Found by the people, indirectly - We are not looking for direct backing from the users of our product. In the long term, we trust in NGOs and civil initiatives as patrons/maintainers whose mission is aligned with ours and are willing to improve REALIGN together.

Impact on social level & benefits

Every perspective adds to the whole picture of Information democracy

It works like a vaccine. - Societies could be trained for the next generation of more sophisticated fake news by practicing unbiased reading habits.

Starts the conversation between social silos - People could understand arguments they don't agree with before they judge them.

Slows down media market polarization - This could be the evidence that there's still a market for balanced journalism.

Powers up research - Our databases could be a great asset to open scientific advancements.

Costs and responsibilities

Scale it - Scalability issues can be cured by smart people and money. To make the infrastructure as cheap as possible, the whole system architecture is public. However, we still need machines: Based on our current estimations, serving 10,000,000 pages/day would cost about 3k EUR/month in Amazon’s AWS or about 10 machines on-premise.

Keep it work - The internet changes fast so our solution needs to keep pace and adapt. We count on the OpenSource community (and ourselves) to handle this by Issues and Pull Requests on GitHub. The additional cost is to organize/maintain the community behind the codebase.

Execution plan

What have we done during the weekend

Explored the problem and created service and system concept
Reviewed already existing solutions and their approach
Created an English topic detector ML model for a couple of topics
Wrote a dummy crawler and downloaded about 150k articles from the internet
Parsed the articles and stored the links between the sites
Created a test chrome extension to see it in action
Developed the brand of the solution with the help of DIS.CO
Designed the visual identity concept of the product: a generative dynamic visual identity (DVI) which is driven by the data gathered from the articles.
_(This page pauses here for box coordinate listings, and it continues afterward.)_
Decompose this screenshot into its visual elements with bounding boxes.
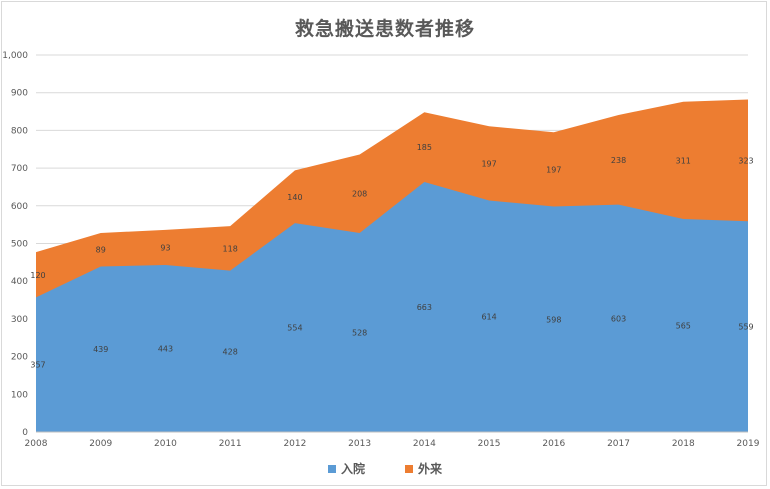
x-tick-label: 2016 [542,439,565,449]
legend-item-outpatient: 外来 [405,460,442,477]
data-label-outpatient: 208 [352,190,367,199]
data-label-inpatient: 357 [30,361,45,370]
data-label-inpatient: 559 [738,323,753,332]
data-label-inpatient: 614 [481,312,496,321]
x-tick-label: 2009 [89,439,112,449]
legend-item-inpatient: 入院 [327,460,365,477]
x-tick-label: 2011 [219,439,242,449]
data-label-outpatient: 185 [417,143,432,152]
data-label-inpatient: 428 [223,347,238,356]
x-tick-label: 2013 [348,439,371,449]
x-tick-label: 2017 [607,439,630,449]
data-label-outpatient: 89 [96,246,106,255]
y-tick-label: 200 [11,353,28,363]
y-tick-label: 700 [11,164,28,174]
data-label-outpatient: 140 [287,193,302,202]
x-tick-label: 2015 [478,439,501,449]
y-tick-label: 800 [11,126,28,136]
data-label-inpatient: 554 [287,324,302,333]
y-tick-label: 600 [11,202,28,212]
x-tick-label: 2014 [413,439,436,449]
x-tick-label: 2018 [672,439,695,449]
data-label-outpatient: 197 [546,165,561,174]
x-tick-label: 2008 [25,439,48,449]
area-inpatient [36,182,748,432]
data-label-outpatient: 323 [738,156,753,165]
legend-swatch-inpatient [327,464,336,473]
x-tick-label: 2019 [737,439,760,449]
data-label-inpatient: 598 [546,315,561,324]
data-label-inpatient: 565 [676,321,691,330]
data-label-outpatient: 93 [160,243,170,252]
chart-title: 救急搬送患数者推移 [294,18,475,40]
y-tick-label: 100 [11,390,28,400]
data-label-inpatient: 443 [158,344,173,353]
data-label-outpatient: 197 [481,159,496,168]
data-label-inpatient: 439 [93,345,108,354]
y-tick-label: 400 [11,277,28,287]
legend-label-outpatient: 外来 [418,462,443,476]
y-tick-label: 1,000 [2,51,28,61]
y-tick-label: 500 [11,240,28,250]
legend-swatch-outpatient [405,464,413,473]
data-label-outpatient: 120 [30,271,45,280]
y-tick-label: 900 [11,89,28,99]
data-label-inpatient: 528 [352,328,367,337]
x-tick-label: 2010 [154,439,177,449]
y-tick-label: 0 [22,428,28,438]
data-label-inpatient: 663 [417,303,432,312]
data-label-outpatient: 311 [676,156,691,165]
chart-legend: 入院 外来 [0,460,770,477]
data-label-outpatient: 238 [611,156,626,165]
legend-label-inpatient: 入院 [340,462,365,476]
y-tick-label: 300 [11,315,28,325]
data-label-outpatient: 118 [223,244,238,253]
data-label-inpatient: 603 [611,314,626,323]
x-tick-label: 2012 [283,439,306,449]
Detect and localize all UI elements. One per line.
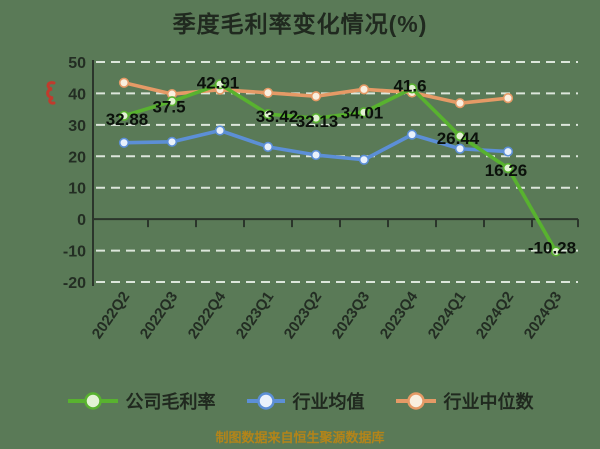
value-label: 26.44 [437,129,480,148]
y-tick-label: 50 [68,55,86,72]
x-tick-label: 2022Q3 [137,289,182,342]
orange-line-marker-icon [395,392,436,410]
legend-label-industry-mean: 行业均值 [292,392,365,412]
data-point-marker [166,96,178,107]
data-point-marker [550,246,562,257]
data-point-marker [166,136,178,147]
value-label: 32.13 [296,112,339,131]
x-tick-label: 2022Q4 [185,288,230,342]
x-tick-label: 2024Q1 [425,289,470,342]
x-tick-label: 2023Q4 [377,288,422,342]
data-point-marker [310,149,322,161]
data-point-marker [358,154,370,165]
chart-title: 季度毛利率变化情况(%) [172,11,428,37]
legend-item-industry-median: 行业中位数 [395,388,534,414]
data-point-marker [502,93,514,104]
y-tick-label: 20 [68,149,86,166]
blue-line-marker-icon [246,392,285,410]
legend-item-industry-mean: 行业均值 [246,388,365,414]
data-point-marker [310,91,322,102]
data-point-marker [262,87,274,98]
value-label: -10.28 [528,238,576,257]
red-seal-stamp-icon [46,81,56,105]
y-tick-label: 30 [68,118,86,135]
legend: 公司毛利率 行业均值 行业中位数 [0,388,600,414]
data-point-marker [262,141,274,152]
data-point-marker [262,109,274,120]
data-point-marker [310,113,322,124]
data-point-marker [454,143,466,154]
y-tick-label: 40 [68,86,86,103]
data-point-marker [358,84,370,95]
y-tick-label: 0 [77,212,86,229]
data-point-marker [502,162,514,174]
series-line [122,82,558,254]
x-tick-label: 2023Q2 [281,289,326,342]
y-tick-label: 10 [68,181,86,198]
value-label: 33.42 [256,107,299,126]
value-label: 41.6 [393,76,426,95]
legend-label-industry-median: 行业中位数 [443,392,534,412]
legend-item-company-margin: 公司毛利率 [67,388,216,414]
x-tick-label: 2022Q2 [89,289,134,342]
data-point-marker [406,129,418,140]
data-point-marker [214,125,226,136]
data-point-marker [118,137,130,148]
x-tick-label: 2023Q3 [329,289,374,342]
data-point-marker [214,79,226,90]
data-point-marker [118,110,130,121]
value-label: 16.26 [485,161,528,180]
data-point-marker [502,146,514,157]
value-label: 32.88 [106,110,149,129]
green-line-marker-icon [67,392,118,410]
data-point-marker [406,83,418,94]
data-source-note: 制图数据来自恒生聚源数据库 [215,430,385,445]
data-point-marker [454,130,466,142]
y-tick-label: -10 [63,244,86,261]
value-label: 37.5 [152,97,185,116]
legend-label-company-margin: 公司毛利率 [125,392,216,412]
y-tick-label: -20 [63,275,86,292]
x-tick-label: 2024Q3 [521,289,566,342]
data-point-marker [358,107,370,118]
value-label: 42.91 [197,73,240,92]
value-label: 34.01 [341,103,384,122]
x-tick-label: 2023Q1 [233,289,278,342]
x-tick-label: 2024Q2 [473,289,518,342]
data-point-marker [454,98,466,109]
data-point-marker [118,77,130,88]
This way the brand is always changing as the corpus of the information available in the investigated online articles.
We created a 100% custom presentation of the concept and branding. (See attached.)

What we have right now

Proof of concept snippets for crawling, categorize, recommend and show articles
Profound, feasible execution concept

Make it real

Make it work on a single language (which is not English)
First, we are looking for a European language (probably Hungarian) to start the project on a smaller scale.

Future

Make it multilingual
Increase the stakes step by step by handling multiple languages, a larger proportion of the internet, and involving foreign communities.

Challenges

We started crawling the whole internet at first. But based on empirical results and the resources we had, we decided to focus on the Hungarian news portals at the end. By that time we had a well trained AI for recognizing topics in English articles, that we ported to Hungarian.